A true actor’s actor, Rosenberg has earned a formidable list of credits encompassing the stage, motion pictures and television. His best-known credits include his portrayal of Eli Levinson on the 1990s courtroom series Civil Wars – a character so popular it was reprised on the hit TV series L.A. Law. Rosenberg also won legions of fans for his portrayals of Ira Woodbine, the amiable ex-husband of Cybill Shepherd, on the sitcom Cybill, and Alvin Masterson on The Guardian. On film, Rosenberg memorably portrayed the apostle Thomas in Martin Scorsese’s The Last Temptation of Christ. And on Broadway, Rosenberg performed in Lost In Yonkers, among other credits. In 1995, he received an Emmy nomination for his guest role as an ailing cardiac patient on NBC’s ER. More recently, Rosenberg lent his vocal talents to the animated film, Robots, and portrayed himself in the film, Frankie and Johnny Are Married.
Yet his passions take him well beyond his craft. A native of Passaic, New Jersey, entertainment and social justice are blended in Rosenberg’s DNA. His father, a businessman, was also a swing band musician. His older brother, Mark, a former president of Warner Bros., was a prominent civil rights activist, and his sister-in-law is the highly acclaimed producer Paula Weinstein. He cites his brother, who passed away in 1992, as an enormous influence on his life and outlook. “I came of age in the sixties,” Rosenberg explains, a time during which he was highly involved in the civil rights movement and protested the Vietnam War. “I fell in love with acting and became politically active simultaneously.

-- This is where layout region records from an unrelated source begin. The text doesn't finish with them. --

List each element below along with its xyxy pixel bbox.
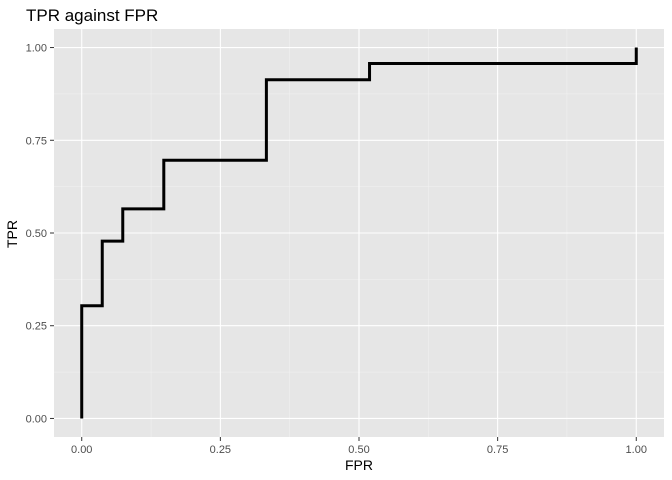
series-layer xyxy=(80,47,638,419)
y-tick-label: 0.50 xyxy=(26,228,47,240)
roc-step-line xyxy=(80,47,638,419)
major-gridlines xyxy=(54,29,664,437)
x-axis: 0.00 0.25 0.50 0.75 1.00 xyxy=(71,437,647,456)
y-axis: 0.00 0.25 0.50 0.75 1.00 xyxy=(26,43,54,425)
y-axis-title: TPR xyxy=(4,220,20,248)
x-tick-label: 1.00 xyxy=(626,444,647,456)
y-tick-label: 1.00 xyxy=(26,43,47,55)
y-tick-label: 0.75 xyxy=(26,135,47,147)
chart-title: TPR against FPR xyxy=(26,6,158,25)
x-tick-label: 0.25 xyxy=(210,444,231,456)
x-tick-label: 0.50 xyxy=(348,444,369,456)
x-axis-title: FPR xyxy=(345,457,373,473)
y-tick-label: 0.25 xyxy=(26,321,47,333)
y-tick-label: 0.00 xyxy=(26,413,47,425)
x-tick-label: 0.00 xyxy=(71,444,92,456)
x-tick-label: 0.75 xyxy=(487,444,508,456)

I am passionate about the need for social and political change and believe our art can help transform the world. I learned back then that large groups of people can achieve amazing things when bound together by a just cause. I also learned that you have to be bold in standing up for what you believe in.” Rosenberg first became active in union politics as a New York stage actor. He recalls earning his Actors’ Equity card as “one of the proudest moments of my life” and became even more active after then-U.S. President Ronald Reagan fired striking air traffic controllers. He first ran for the national board of Screen Actors Guild in the wake of the September 11th attacks, unhappy with the country’s direction.
Rosenberg was married to actress Marg Helgenberger (CSI: Crime Scene Investigation), whom he first met while making an appearance on the ABC soap opera Ryan’s Hope. They were married in September 1989 and have a son, Hughie. Together, they hosted an annual golf tournament for breast cancer awareness in Marg’s hometown of Omaha, Nebraska. Rosenberg also is active in the fight against ALS, also known as “Lou Gehrig’s disease.” Rosenberg was elected to the Guild presidency by his fellow actors on a platform that called for greater openness in union governance and a tougher stand against networks and studios for fair compensation. His vision for SAG is one of “strength, self-worth and solidarity.” After all, he reminds his fellow actors, “We are the product. They can’t do this without us.”